The result is an action-packed film with neat comic timing: David Beckham gets his robe caught in the car door when his family drive away… then he loses the rest of his clothes (kind of improbably but what the heck) as he races around the winding roads that lead down from his mansion to catch them. He somehow has time to score a goal, dive through a swimming pool and spook some paparazzi in the race to catch up with his modesty.
Phew! With 10 million views this ad proves that humor plus looks is a winning combination.

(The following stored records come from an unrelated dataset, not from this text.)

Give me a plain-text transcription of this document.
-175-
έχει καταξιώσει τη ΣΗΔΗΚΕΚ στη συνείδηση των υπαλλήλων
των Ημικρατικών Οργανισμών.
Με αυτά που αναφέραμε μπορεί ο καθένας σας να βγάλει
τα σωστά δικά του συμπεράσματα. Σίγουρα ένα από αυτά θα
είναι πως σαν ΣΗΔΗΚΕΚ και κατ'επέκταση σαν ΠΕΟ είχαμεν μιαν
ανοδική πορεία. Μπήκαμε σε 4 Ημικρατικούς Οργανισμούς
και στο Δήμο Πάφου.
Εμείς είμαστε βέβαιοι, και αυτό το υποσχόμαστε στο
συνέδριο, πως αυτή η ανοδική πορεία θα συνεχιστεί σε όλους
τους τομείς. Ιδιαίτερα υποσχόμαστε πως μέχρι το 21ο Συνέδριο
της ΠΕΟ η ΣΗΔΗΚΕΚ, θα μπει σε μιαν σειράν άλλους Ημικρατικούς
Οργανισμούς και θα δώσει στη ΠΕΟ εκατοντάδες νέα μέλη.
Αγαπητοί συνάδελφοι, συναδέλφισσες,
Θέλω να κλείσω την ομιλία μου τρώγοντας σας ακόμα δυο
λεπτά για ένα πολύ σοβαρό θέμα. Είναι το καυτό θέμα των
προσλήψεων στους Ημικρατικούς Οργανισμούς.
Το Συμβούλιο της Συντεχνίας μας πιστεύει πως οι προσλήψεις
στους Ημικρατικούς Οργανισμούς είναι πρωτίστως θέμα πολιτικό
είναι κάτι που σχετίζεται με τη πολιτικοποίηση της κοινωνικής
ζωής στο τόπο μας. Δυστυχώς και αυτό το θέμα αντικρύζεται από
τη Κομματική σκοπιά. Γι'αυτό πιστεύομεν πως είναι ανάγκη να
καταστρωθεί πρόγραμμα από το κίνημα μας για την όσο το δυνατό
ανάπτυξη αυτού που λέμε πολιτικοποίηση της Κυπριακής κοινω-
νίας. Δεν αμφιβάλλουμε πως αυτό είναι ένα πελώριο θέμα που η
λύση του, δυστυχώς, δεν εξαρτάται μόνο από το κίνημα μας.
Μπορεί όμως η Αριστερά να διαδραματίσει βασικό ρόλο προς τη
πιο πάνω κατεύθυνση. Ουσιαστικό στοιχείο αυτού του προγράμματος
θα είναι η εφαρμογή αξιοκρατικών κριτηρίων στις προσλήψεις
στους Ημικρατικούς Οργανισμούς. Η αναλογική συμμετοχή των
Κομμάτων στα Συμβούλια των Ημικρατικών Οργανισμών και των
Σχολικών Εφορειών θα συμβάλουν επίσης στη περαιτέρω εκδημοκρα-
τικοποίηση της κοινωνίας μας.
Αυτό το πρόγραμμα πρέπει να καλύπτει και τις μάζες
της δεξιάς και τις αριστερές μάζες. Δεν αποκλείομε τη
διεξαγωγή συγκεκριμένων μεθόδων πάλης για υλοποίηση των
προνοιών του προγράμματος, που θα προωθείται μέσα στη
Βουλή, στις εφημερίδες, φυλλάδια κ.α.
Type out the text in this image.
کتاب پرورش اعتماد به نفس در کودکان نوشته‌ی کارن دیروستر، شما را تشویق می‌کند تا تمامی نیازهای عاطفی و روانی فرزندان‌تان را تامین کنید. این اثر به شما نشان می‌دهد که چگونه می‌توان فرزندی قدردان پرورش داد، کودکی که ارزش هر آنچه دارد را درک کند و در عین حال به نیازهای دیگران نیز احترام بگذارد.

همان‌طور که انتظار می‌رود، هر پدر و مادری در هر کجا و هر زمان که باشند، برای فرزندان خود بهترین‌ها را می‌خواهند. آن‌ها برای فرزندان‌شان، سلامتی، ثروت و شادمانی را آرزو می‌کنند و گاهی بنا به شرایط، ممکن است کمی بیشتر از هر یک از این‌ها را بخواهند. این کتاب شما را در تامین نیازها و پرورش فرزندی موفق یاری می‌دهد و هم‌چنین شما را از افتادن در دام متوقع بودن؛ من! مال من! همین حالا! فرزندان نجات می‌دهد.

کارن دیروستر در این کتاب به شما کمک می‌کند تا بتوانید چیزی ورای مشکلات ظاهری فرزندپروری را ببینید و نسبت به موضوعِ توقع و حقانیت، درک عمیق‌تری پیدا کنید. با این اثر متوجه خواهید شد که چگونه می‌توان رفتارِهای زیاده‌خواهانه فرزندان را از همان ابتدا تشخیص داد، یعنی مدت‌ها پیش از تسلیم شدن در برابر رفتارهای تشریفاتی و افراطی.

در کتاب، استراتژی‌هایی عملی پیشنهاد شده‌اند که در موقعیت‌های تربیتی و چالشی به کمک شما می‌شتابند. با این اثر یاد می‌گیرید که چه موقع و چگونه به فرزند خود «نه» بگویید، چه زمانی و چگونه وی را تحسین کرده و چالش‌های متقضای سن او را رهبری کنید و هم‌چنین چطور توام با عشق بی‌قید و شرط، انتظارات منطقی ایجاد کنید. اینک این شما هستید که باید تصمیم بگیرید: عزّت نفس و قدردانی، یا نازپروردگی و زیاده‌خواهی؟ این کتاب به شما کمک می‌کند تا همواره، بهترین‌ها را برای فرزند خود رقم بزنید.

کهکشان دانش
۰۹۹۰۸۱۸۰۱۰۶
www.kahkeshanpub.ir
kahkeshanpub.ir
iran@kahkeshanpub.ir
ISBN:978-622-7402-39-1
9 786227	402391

5. Mercedes-Benz: Magic body control
If you’re trying to come up with an animal that best represents Mercedes-Benz’s control and precision, maybe you’d think of a puma, a racehorse or an eagle…
But a chicken?
This hilarious chicken-dance video from Mercedes Benz demonstrates exactly how their new Intelligent Drive system gives you stability at all times… all through the medium of dancing chickens. It is stylish, funny, and has to be seen to be believed.
The danger of using humor is that when it backfires, it can do so spectacularly. So you must be sure of your audience: different cultures and generations can find different things funny… or even shocking. Do your research and make sure that if you are going for the humor angle, it is the right humor for your market. But when you do it right – magic happens!